Prime Minister Justin Trudeau set a carbon emissions reduction target of 40-45% by 2030 for Canada, matching the goal declared Thursday by President Biden at the virtual global climate change summit.
“Canada understands that if you don’t have a plan to tackle climate change, then you don’t have a plan to create jobs and economic growth,” Trudeau said.
“Canada will continue to work closely with the United States and other countries to reach our ambitious climate goals,” added a statement by the prime minister’s Liberal administration in Ottawa.
While U.S. climate policies remain in planning and debating stages, Canadian counterparts adopted since the Liberals won office in 2015 are being put into practice.
As of April 1, Canadians are paying a 33% increase in a carbon tax to C6.6 cents/liter of gasoline (25 cents/gallon) and C5.9 cents/cubic meter of natural gas ($1.38/MMBtu).
An array of other Canadian climate policy initiatives have been announced, from buyer subsidies for electric cars and low-emission home improvements to tax cuts for clean energy hardware manufacturers and a national campaign to plant two billion trees.

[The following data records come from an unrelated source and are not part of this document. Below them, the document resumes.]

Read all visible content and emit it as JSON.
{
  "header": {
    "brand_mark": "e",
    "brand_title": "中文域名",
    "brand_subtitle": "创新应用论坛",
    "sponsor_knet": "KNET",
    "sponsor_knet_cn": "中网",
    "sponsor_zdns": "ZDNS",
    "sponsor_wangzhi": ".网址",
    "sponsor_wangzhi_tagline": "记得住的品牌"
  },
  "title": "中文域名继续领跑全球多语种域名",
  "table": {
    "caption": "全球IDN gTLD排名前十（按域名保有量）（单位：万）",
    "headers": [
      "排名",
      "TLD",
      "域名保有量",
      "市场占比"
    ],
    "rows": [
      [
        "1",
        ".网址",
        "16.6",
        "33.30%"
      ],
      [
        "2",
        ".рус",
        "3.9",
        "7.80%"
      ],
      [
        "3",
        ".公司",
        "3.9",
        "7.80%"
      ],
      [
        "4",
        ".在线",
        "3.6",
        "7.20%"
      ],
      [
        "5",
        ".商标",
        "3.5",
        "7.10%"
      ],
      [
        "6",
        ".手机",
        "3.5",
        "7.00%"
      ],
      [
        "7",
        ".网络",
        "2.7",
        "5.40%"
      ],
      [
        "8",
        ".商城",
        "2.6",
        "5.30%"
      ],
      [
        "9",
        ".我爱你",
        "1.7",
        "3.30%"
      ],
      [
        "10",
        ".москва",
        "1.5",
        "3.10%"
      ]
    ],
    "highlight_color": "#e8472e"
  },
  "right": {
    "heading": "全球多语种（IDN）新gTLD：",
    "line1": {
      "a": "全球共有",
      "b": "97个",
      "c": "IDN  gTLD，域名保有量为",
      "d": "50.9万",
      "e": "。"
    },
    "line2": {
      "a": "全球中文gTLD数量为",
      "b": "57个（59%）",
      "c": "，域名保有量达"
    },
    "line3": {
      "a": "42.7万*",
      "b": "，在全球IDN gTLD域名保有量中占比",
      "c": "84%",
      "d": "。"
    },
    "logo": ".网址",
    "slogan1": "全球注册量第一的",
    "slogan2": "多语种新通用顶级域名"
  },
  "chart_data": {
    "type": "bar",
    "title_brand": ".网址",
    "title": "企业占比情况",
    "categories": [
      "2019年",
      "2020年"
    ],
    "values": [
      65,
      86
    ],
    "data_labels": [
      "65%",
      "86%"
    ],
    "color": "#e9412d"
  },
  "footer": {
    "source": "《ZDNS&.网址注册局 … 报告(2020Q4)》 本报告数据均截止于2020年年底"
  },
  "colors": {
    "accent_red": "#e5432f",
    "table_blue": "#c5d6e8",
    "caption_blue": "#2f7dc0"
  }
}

Still, the Canadian green new deal stops well short of prohibiting fossil fuel exports or even their growth.
The Trudeau government supports 960,000 b/d of expansions under construction by Trans Mountain Pipeline and Enbridge Inc.’s Line 3, and is campaigning to save the 540,000 b/d Enbridge Line 5 from closure as an environmental menace in Michigan.
Natural gas pipeline additions, aimed at increasing both exports and domestic deliveries, are also underway by Canadian and U.S. subsidiaries of TC Energy Corp. with approvals by the Canada Energy Regulator and the federal cabinet.
Liberal ministers participating in Biden’s climate change summit along with other global leaders did not dwell on the pipeline projects or Canada’s long-standing prominence as an international oil and gas supplier. Instead, emphasis was placed on next-generation energy prospects.
Environment Minister Jonathan Wilkinson vowed to “accelerate the benefits of clean energy, clean technology and clean growth.” International Development Minister Karina Gould pledged, “Canada will continue to support developing countries in their transition to a carbon-neutral and nature-positive future.”